I was doing pretty well on the 5:2 for a few weeks, and lost nine lbs

I didn't really have any problems with the plan, and my head was in the right place; I felt very focused. My hubby is very supportive, and I found 5:2 easy to manage around my two eight year old daughters. By which I mean that they had no idea that I wasn't eating certain meals. So far, so good. I'd even started exercising again, having stopped last year when I had an op.
Then, a whole lot of stress and emotional trauma hit me and mine, the household descended into chaos, and I just couldn't manage planning my fasting day meals. So it all went wrong. Ok, I thought, give yourself a break here. What matters is clean school uniform etc. Things have for the most part improved, and I spent a lot of time and energy getting the house, paperwork and family back on track. Time for me to focus on my weight again in due course I thought. The dreary weather encouraged this 'do it later' mindset as I was still wearing heavier clothing in jersey fabrics instead of fitted summer frocks.
A few things have pushed me back here again today: the realisation yesterday that a favourite summer dress I was wearing a few weeks ago is now too tight again

Also, my energy levels recently have been really low, and I know that a lot of that is caused by poor diet.
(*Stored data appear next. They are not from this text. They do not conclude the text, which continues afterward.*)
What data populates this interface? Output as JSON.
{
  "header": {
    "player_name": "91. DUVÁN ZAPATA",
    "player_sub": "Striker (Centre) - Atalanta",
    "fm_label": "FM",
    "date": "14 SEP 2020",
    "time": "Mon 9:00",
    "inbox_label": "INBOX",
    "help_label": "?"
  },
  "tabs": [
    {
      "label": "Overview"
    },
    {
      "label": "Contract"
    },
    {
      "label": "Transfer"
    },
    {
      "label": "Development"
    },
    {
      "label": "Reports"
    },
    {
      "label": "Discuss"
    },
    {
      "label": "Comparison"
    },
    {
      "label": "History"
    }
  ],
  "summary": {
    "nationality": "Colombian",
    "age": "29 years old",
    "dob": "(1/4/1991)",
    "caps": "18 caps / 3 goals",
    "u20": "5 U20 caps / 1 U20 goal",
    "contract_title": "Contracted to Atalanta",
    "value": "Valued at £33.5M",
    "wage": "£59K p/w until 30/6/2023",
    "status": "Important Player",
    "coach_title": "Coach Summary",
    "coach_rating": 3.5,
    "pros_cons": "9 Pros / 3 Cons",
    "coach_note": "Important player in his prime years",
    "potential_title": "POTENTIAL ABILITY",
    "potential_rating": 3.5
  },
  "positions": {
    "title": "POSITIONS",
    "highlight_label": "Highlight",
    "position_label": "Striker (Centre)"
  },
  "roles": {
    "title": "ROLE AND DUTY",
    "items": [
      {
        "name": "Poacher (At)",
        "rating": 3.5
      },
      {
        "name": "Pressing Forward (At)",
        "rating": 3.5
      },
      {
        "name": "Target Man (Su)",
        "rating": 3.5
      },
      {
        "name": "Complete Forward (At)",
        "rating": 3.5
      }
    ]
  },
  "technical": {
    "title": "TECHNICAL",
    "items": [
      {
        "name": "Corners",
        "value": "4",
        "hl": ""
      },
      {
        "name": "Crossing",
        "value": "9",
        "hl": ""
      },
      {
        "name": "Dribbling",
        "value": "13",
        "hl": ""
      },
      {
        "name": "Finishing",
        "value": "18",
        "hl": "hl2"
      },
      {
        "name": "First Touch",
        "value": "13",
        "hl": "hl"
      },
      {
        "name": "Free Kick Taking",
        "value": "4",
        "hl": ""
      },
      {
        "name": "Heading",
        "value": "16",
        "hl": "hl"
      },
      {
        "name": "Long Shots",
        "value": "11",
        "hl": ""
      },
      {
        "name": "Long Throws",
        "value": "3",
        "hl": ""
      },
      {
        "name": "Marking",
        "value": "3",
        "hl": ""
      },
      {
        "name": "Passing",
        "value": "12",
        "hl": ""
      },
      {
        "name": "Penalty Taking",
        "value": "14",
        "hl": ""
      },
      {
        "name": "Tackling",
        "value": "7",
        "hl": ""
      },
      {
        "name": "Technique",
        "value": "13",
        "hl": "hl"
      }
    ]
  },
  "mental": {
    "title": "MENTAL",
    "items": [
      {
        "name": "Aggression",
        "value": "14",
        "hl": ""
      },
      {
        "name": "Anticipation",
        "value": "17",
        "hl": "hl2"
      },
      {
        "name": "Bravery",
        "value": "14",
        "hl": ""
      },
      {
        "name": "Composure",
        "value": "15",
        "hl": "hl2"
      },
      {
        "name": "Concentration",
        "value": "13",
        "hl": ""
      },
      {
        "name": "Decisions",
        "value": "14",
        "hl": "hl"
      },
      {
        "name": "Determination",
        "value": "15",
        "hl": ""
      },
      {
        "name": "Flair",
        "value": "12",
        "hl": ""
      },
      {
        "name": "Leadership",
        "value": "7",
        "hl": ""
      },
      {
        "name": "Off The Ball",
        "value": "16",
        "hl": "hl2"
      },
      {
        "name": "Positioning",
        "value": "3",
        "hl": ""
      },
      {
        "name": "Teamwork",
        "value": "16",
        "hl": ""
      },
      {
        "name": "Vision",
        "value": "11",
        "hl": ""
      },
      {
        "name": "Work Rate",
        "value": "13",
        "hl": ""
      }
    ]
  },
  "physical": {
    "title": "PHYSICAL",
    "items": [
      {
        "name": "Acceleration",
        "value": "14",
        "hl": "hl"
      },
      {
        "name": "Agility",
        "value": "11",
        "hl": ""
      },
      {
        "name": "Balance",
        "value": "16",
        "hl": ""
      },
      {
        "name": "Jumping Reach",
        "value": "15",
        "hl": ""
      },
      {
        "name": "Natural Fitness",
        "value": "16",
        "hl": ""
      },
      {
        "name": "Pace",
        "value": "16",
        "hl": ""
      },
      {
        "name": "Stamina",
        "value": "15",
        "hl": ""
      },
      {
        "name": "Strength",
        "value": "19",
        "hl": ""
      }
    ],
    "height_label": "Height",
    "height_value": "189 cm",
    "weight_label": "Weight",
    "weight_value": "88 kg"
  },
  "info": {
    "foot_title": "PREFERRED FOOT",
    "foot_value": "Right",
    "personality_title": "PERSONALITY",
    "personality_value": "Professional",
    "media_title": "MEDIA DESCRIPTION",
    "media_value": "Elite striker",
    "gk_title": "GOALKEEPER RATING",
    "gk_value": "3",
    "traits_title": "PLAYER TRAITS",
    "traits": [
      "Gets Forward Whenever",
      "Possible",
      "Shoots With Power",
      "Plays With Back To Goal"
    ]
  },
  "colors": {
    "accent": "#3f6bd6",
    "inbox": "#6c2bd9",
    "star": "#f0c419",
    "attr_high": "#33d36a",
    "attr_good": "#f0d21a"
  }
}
This was underlined by the third thing, which is that two days ago I had a clear out of the fridge, and chucked out basically a veg box worth of rotting produce

This would NEVER normally happen in this house - I'm one of those people so makes soup from scraps and boils bones for stock. I hate food waste and of course it's money down the drain.
All in all, I have acknowledged that 'later' needs to be swapped for 'now', and ironically, one of the first posts I read this morning quoted the line "a year from now, you'll wish you started today"... Well it was ME who posted that on here!